Haven't figured out why yet, so far. The disk wait doesn't look high 
when this happens (or at any time during a run) so it's not seeming 
like it's related to disk IO. I'm continuing to look into it.
I think I finally got to the bottom of this one and found that during 
the grenade runs after we restart nova-scheduler, while it's coming 
back up, requests are flowing in and the parent process is holding an 
oslo.db lock when the child process workers are forked. So, the child 
processes inherit the held locks and database access through those 
oslo.db objects can never succeed. This results in the CellTimeout 
error -- it behaves as though the database never sends us results, but 
what really happened was our database requests were never made because 
they were stuck outside the inherited held locks [2].
Inheriting of held standard library locks at fork is a known issue in 
python [3] that is currently being worked on [4].
Correction: this issue [5] is not considered a bug in python and the 
recommended way of handling the problem is to use the 
os.register_at_fork() method (new in python 3.7) in oslo.db to 
reinitialize its lock [6].

For now, we still support python 3.6, so we have to handle it outside of 
oslo.db some way (https://review.opendev.org/717662 is proposed). But we 
can also add use of os.register_at_fork() in oslo.db for those who are 
running >= python 3.7 to handle the problem more generally.

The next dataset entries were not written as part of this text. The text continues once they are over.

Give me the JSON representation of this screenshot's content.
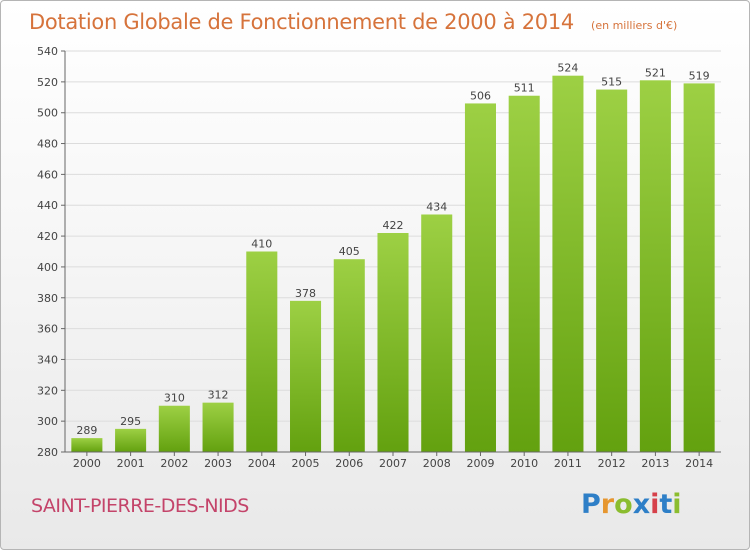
{
  "header": {
    "title": "Dotation Globale de Fonctionnement de 2000 à 2014",
    "unit": "(en milliers d'€)"
  },
  "footer": {
    "location": "SAINT-PIERRE-DES-NIDS",
    "logo": "Proxiti",
    "logo_colors": [
      "#2e7fc7",
      "#e6962f",
      "#8bbd2f",
      "#2e7fc7",
      "#d6414a",
      "#2e7fc7",
      "#8bbd2f"
    ]
  },
  "chart_data": {
    "type": "bar",
    "title": "Dotation Globale de Fonctionnement de 2000 à 2014",
    "xlabel": "",
    "ylabel": "",
    "categories": [
      "2000",
      "2001",
      "2002",
      "2003",
      "2004",
      "2005",
      "2006",
      "2007",
      "2008",
      "2009",
      "2010",
      "2011",
      "2012",
      "2013",
      "2014"
    ],
    "values": [
      289,
      295,
      310,
      312,
      410,
      378,
      405,
      422,
      434,
      506,
      511,
      524,
      515,
      521,
      519
    ],
    "ylim": [
      280,
      540
    ],
    "yticks": [
      280,
      300,
      320,
      340,
      360,
      380,
      400,
      420,
      440,
      460,
      480,
      500,
      520,
      540
    ],
    "grid": true,
    "bar_color_top": "#9dd044",
    "bar_color_bottom": "#63a10f",
    "grid_color": "#dcdcdc"
  }
}
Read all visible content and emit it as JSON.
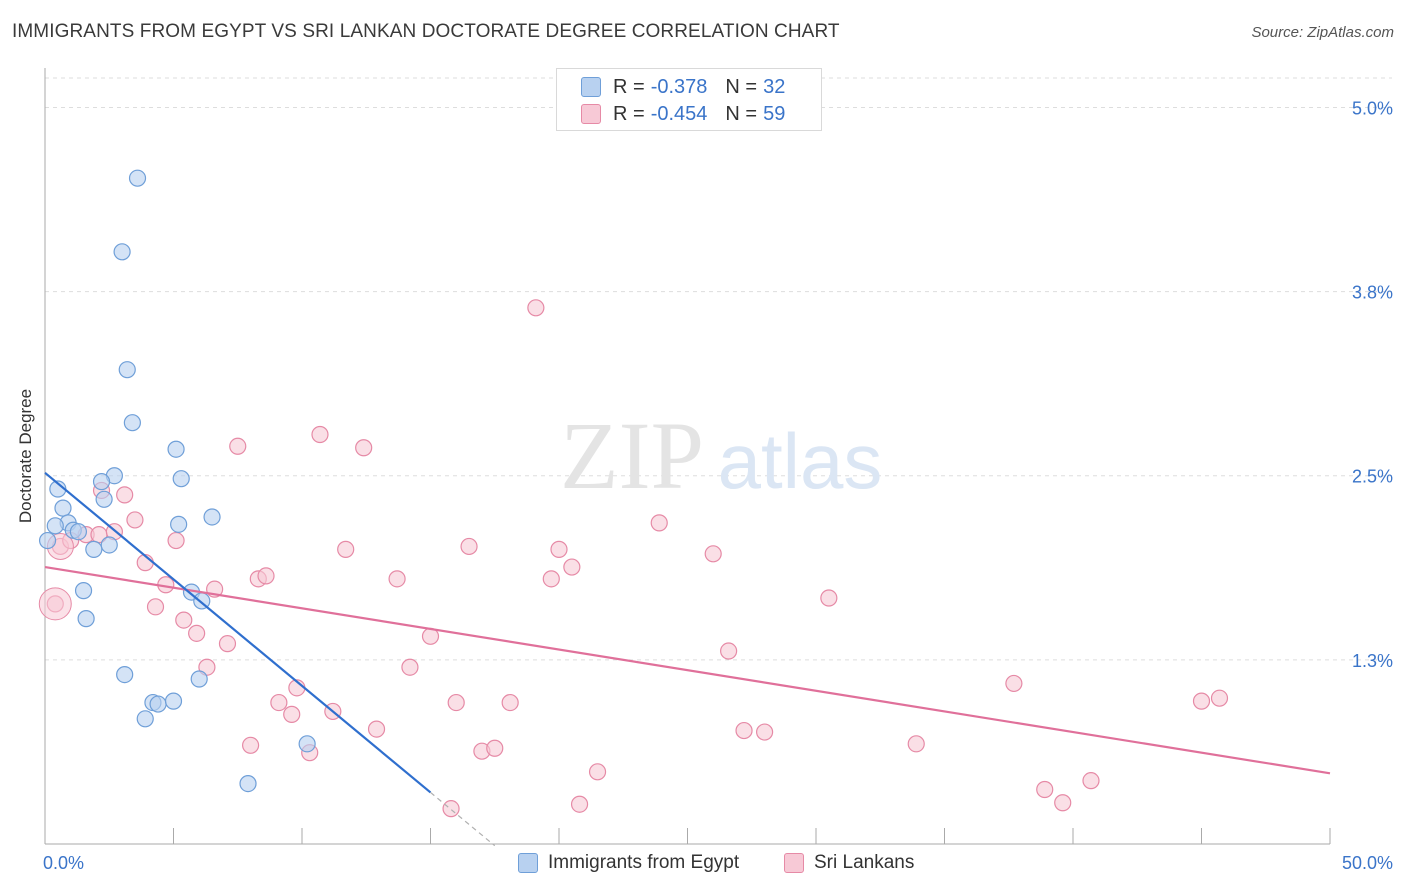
{
  "title": "IMMIGRANTS FROM EGYPT VS SRI LANKAN DOCTORATE DEGREE CORRELATION CHART",
  "source": "Source: ZipAtlas.com",
  "watermark": {
    "zip": "ZIP",
    "atlas": "atlas"
  },
  "legend": {
    "rows": [
      {
        "r_label": "R =",
        "r_value": "-0.378",
        "n_label": "N =",
        "n_value": "32"
      },
      {
        "r_label": "R =",
        "r_value": "-0.454",
        "n_label": "N =",
        "n_value": "59"
      }
    ]
  },
  "colors": {
    "blue_fill": "#b8d1f0",
    "blue_stroke": "#6f9fd8",
    "blue_line": "#2f6fce",
    "pink_fill": "#f7c9d6",
    "pink_stroke": "#e68aa6",
    "pink_line": "#e0709a",
    "tick_label": "#3a74c9",
    "grid": "#dddddd"
  },
  "chart_data": {
    "type": "scatter",
    "title": "IMMIGRANTS FROM EGYPT VS SRI LANKAN DOCTORATE DEGREE CORRELATION CHART",
    "xlabel": "",
    "ylabel": "Doctorate Degree",
    "xlim": [
      0,
      50
    ],
    "ylim": [
      0,
      5.2
    ],
    "x_tick_labels": [
      "0.0%",
      "50.0%"
    ],
    "y_ticks": [
      {
        "value": 1.25,
        "label": "1.3%"
      },
      {
        "value": 2.5,
        "label": "2.5%"
      },
      {
        "value": 3.75,
        "label": "3.8%"
      },
      {
        "value": 5.0,
        "label": "5.0%"
      }
    ],
    "series": [
      {
        "name": "Immigrants from Egypt",
        "color": "blue",
        "points": [
          [
            3.6,
            4.52
          ],
          [
            3.0,
            4.02
          ],
          [
            3.2,
            3.22
          ],
          [
            3.4,
            2.86
          ],
          [
            5.1,
            2.68
          ],
          [
            5.3,
            2.48
          ],
          [
            2.7,
            2.5
          ],
          [
            2.2,
            2.46
          ],
          [
            0.5,
            2.41
          ],
          [
            2.3,
            2.34
          ],
          [
            0.7,
            2.28
          ],
          [
            0.9,
            2.18
          ],
          [
            5.2,
            2.17
          ],
          [
            6.5,
            2.22
          ],
          [
            0.4,
            2.16
          ],
          [
            1.1,
            2.13
          ],
          [
            1.3,
            2.12
          ],
          [
            2.5,
            2.03
          ],
          [
            1.9,
            2.0
          ],
          [
            0.1,
            2.06
          ],
          [
            1.5,
            1.72
          ],
          [
            5.7,
            1.71
          ],
          [
            6.1,
            1.65
          ],
          [
            1.6,
            1.53
          ],
          [
            3.1,
            1.15
          ],
          [
            6.0,
            1.12
          ],
          [
            4.2,
            0.96
          ],
          [
            4.4,
            0.95
          ],
          [
            5.0,
            0.97
          ],
          [
            3.9,
            0.85
          ],
          [
            10.2,
            0.68
          ],
          [
            7.9,
            0.41
          ]
        ],
        "trend": {
          "x1": 0.0,
          "y1": 2.52,
          "x2": 15.0,
          "y2": 0.35,
          "dashed_to_x": 17.5
        }
      },
      {
        "name": "Sri Lankans",
        "color": "pink",
        "points": [
          [
            0.4,
            1.63
          ],
          [
            0.6,
            2.02
          ],
          [
            1.0,
            2.06
          ],
          [
            1.6,
            2.1
          ],
          [
            2.1,
            2.1
          ],
          [
            2.2,
            2.4
          ],
          [
            2.7,
            2.12
          ],
          [
            3.1,
            2.37
          ],
          [
            3.5,
            2.2
          ],
          [
            3.9,
            1.91
          ],
          [
            4.3,
            1.61
          ],
          [
            4.7,
            1.76
          ],
          [
            5.1,
            2.06
          ],
          [
            5.4,
            1.52
          ],
          [
            5.9,
            1.43
          ],
          [
            6.3,
            1.2
          ],
          [
            6.6,
            1.73
          ],
          [
            7.1,
            1.36
          ],
          [
            7.5,
            2.7
          ],
          [
            8.0,
            0.67
          ],
          [
            8.3,
            1.8
          ],
          [
            8.6,
            1.82
          ],
          [
            9.1,
            0.96
          ],
          [
            9.6,
            0.88
          ],
          [
            9.8,
            1.06
          ],
          [
            10.3,
            0.62
          ],
          [
            10.7,
            2.78
          ],
          [
            11.2,
            0.9
          ],
          [
            11.7,
            2.0
          ],
          [
            12.4,
            2.69
          ],
          [
            12.9,
            0.78
          ],
          [
            13.7,
            1.8
          ],
          [
            14.2,
            1.2
          ],
          [
            15.0,
            1.41
          ],
          [
            15.8,
            0.24
          ],
          [
            16.0,
            0.96
          ],
          [
            16.5,
            2.02
          ],
          [
            17.0,
            0.63
          ],
          [
            17.5,
            0.65
          ],
          [
            18.1,
            0.96
          ],
          [
            19.1,
            3.64
          ],
          [
            19.7,
            1.8
          ],
          [
            20.0,
            2.0
          ],
          [
            20.5,
            1.88
          ],
          [
            20.8,
            0.27
          ],
          [
            21.5,
            0.49
          ],
          [
            23.9,
            2.18
          ],
          [
            26.0,
            1.97
          ],
          [
            26.6,
            1.31
          ],
          [
            27.2,
            0.77
          ],
          [
            28.0,
            0.76
          ],
          [
            30.5,
            1.67
          ],
          [
            33.9,
            0.68
          ],
          [
            37.7,
            1.09
          ],
          [
            38.9,
            0.37
          ],
          [
            39.6,
            0.28
          ],
          [
            40.7,
            0.43
          ],
          [
            45.0,
            0.97
          ],
          [
            45.7,
            0.99
          ]
        ],
        "trend": {
          "x1": 0.0,
          "y1": 1.88,
          "x2": 50.0,
          "y2": 0.48
        }
      }
    ]
  },
  "bottom_legend": [
    {
      "label": "Immigrants from Egypt"
    },
    {
      "label": "Sri Lankans"
    }
  ]
}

[5] https://bugs.python.org/issue6721
[6] https://bugs.python.org/issue40091#msg365959
...
...
I think we can handle this in nova though in the meantime by clearing 
our cell cache that holds oslo.db database transaction context manager 
objects during service start(). This way, we get fresh oslo.db objects 
with unlocked locks when child processes start up. I have proposed a 
patch for this here:
https://review.opendev.org/717662
I would appreciate review on this patch ^
...
and have been rechecking it a bunch of times to get more samples. So 
far, the grenade-py3 and nova-grenade-multinode jobs have both passed 
7 runs in a row on the change.
Cheers,
-melanie
[2] https://bugs.launchpad.net/nova/+bug/1844929/comments/28
[3] https://bugs.python.org/issue40089
[4] https://github.com/python/cpython/pull/19195
...
[1] 
http://lists.openstack.org/pipermail/openstack-discuss/2019-November/010505....